Hard to believe, but I’ve been programming since 1984. (Yikes!) In the spirit of Andrés’ post, I’ll list a few of my observations.

  1. Don’t get wed to a single technology.
    I started out on the old IBM PC with DOS 1.1. I’d guess that a great many programmers have never even seen that set up. Without continuing to learn new technologies and techniques you can’t move on when your pet platform goes balls up (and that will happen).
  2. The basics will take you far.
    While some techniques come and go, the basics stay relevant. The concept of a for loop is the same in a great many languages. It’s just the specific implementation that differs. Once you understand a concept, you can move from language to language fairly quickly. Recent example - when I started at my current job, I was able, on my first day, to rewrite several AML scripts to automate a process that was then being done by hand. I didn’t even know that AML existed until that day.
  3. Holy Wars are pointless.
    When I write an application, I worry about things like readability, UI design, and performance. I don’t spend my time worrying about whether RMS will approve of my license choice, or if I am lining Bill Gates’ pockets with solid gold dryer lint. From a management perspective, it’s not that critical either. Linux, BSD, Windows, OS X, are all just tools to get a job done, and all provide an excellent environment to work in. I certainly have my preferences, but they are from a pragmatic viewpoint, not a religious one. If you let your tech religion alone dictate your professional life, you will be sorry in the end - just ask all the System/34 “RPGII is all I need to know” die-hards from the mid 80s.
  4. Beware eccentric geniuses.
    Long ago, I worked with a guy we’ll call “A”. “A” was a genius. Everyone knew it. Now “A” wasn’t a bad guy - he didn’t lord over us mortals with his geniusity (I just made that word up btw). He also didn’t bathe, or wash his clothes with any regularity. I remember we once worked out how to generate a tiling scheme for cell phone tower coverage areas using some wild topology (topology as in the Mathematical sense, not the general GIS sense). But as a programmer, he was crap (sorry “A”). His code was obtuse, poorly structured, and generally sloppy - much like his life and personal habits. I’ve worked with others like “A”, and it’s nearly always the same. Their ability to solve abstract problems is unmatched, but making those ideas work (i.e. implementation) is best left to someone a little less eccentric.

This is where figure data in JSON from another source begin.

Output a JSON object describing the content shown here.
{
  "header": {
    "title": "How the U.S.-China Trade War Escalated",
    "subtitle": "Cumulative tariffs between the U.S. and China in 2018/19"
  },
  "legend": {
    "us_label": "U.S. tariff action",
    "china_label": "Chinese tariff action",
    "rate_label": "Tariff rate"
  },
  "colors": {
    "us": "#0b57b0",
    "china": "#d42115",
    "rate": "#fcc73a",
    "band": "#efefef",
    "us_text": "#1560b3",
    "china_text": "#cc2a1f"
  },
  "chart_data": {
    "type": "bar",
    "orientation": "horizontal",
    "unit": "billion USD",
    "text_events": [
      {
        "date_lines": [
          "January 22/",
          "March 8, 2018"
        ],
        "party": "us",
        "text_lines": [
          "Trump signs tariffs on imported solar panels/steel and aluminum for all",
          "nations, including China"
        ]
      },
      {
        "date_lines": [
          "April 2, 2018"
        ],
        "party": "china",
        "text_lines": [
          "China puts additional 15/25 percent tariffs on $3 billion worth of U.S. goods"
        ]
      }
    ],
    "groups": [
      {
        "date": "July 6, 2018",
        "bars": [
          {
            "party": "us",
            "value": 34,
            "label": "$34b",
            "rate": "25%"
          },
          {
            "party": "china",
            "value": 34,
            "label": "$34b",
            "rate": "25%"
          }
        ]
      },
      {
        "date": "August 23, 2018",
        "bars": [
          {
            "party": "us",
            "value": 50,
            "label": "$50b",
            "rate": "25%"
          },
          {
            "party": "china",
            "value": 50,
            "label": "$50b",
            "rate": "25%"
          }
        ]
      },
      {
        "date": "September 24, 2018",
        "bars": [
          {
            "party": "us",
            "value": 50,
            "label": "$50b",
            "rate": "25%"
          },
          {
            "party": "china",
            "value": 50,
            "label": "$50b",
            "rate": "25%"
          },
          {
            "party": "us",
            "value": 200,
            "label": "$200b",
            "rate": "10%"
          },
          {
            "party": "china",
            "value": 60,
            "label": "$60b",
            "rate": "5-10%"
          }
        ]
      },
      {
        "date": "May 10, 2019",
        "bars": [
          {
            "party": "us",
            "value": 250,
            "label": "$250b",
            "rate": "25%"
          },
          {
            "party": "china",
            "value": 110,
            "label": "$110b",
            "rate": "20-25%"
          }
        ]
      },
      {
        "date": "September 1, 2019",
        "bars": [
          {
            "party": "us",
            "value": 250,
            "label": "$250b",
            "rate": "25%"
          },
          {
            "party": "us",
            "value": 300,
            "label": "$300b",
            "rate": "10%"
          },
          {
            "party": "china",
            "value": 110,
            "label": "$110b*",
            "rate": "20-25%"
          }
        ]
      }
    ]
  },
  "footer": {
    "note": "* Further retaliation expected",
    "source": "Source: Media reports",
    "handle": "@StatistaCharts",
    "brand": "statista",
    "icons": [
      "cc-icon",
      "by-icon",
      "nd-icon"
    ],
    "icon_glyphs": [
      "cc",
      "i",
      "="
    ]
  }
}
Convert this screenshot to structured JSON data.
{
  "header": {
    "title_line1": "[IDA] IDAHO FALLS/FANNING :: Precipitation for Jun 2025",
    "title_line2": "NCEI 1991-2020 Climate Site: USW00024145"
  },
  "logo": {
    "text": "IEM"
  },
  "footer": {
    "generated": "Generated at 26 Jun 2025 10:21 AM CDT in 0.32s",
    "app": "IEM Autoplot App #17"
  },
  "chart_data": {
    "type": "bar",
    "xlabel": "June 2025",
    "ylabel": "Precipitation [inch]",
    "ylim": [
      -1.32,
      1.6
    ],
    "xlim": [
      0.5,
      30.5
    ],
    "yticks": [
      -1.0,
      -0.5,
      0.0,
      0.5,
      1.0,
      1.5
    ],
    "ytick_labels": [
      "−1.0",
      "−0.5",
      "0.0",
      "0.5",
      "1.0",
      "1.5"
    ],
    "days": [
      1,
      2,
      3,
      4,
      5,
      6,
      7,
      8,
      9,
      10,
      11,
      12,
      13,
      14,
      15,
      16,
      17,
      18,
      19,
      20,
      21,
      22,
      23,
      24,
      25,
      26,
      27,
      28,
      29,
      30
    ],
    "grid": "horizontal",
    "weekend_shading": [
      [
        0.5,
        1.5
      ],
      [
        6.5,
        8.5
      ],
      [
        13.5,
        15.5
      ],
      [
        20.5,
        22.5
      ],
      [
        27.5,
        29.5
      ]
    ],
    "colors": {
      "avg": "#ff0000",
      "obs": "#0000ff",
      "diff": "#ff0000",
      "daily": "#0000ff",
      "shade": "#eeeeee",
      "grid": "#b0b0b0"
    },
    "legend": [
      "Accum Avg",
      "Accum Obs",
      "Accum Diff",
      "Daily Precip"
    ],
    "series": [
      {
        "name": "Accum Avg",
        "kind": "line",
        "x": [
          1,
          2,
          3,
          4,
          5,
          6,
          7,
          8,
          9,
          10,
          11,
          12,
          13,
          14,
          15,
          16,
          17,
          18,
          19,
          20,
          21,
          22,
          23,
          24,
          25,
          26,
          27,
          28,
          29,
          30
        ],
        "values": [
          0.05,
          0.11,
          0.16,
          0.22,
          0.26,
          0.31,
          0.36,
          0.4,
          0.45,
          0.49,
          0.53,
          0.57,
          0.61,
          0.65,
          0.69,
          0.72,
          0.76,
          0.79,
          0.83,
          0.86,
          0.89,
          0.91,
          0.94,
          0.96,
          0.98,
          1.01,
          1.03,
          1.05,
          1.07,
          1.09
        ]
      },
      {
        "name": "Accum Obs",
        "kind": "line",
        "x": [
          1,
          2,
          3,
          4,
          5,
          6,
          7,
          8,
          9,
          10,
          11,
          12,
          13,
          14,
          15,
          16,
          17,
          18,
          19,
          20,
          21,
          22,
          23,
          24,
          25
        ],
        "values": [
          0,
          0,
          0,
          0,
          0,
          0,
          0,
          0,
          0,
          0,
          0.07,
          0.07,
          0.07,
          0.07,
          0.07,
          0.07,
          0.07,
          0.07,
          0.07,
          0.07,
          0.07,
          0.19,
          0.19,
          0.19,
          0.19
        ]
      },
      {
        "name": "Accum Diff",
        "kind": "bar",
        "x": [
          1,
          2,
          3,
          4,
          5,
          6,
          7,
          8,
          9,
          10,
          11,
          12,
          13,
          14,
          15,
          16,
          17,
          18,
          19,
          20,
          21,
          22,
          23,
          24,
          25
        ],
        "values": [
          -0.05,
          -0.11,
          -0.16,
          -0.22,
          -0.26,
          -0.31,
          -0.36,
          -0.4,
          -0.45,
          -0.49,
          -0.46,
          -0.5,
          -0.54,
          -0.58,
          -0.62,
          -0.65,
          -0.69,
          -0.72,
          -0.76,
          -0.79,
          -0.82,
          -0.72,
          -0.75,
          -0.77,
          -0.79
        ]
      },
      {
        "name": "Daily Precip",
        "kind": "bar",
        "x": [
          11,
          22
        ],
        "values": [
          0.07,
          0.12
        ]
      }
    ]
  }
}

  5. Not everyone can be a programmer.
    (Disclaimer - My definition of programming includes things like system architecture design and analysis as well as straight coding) Programming is basically a branch of Applied Mathematics. Programmers use a lot of Mathematical concepts (set theory, graph theory, etc) to do their work, even if they may not realize it. That means that a good programmer has to understand these concepts (not necessarily at the same level as a Mathematician, but still…), and many people that try to program simply don’t get it. Whether you get this understanding from formal education (like I did) or on your own, you have to have it. I have seen too much code written by people that didn’t get it to ever think differently

I’d be interested in hearing from other developers on things they’ve learned in their careers.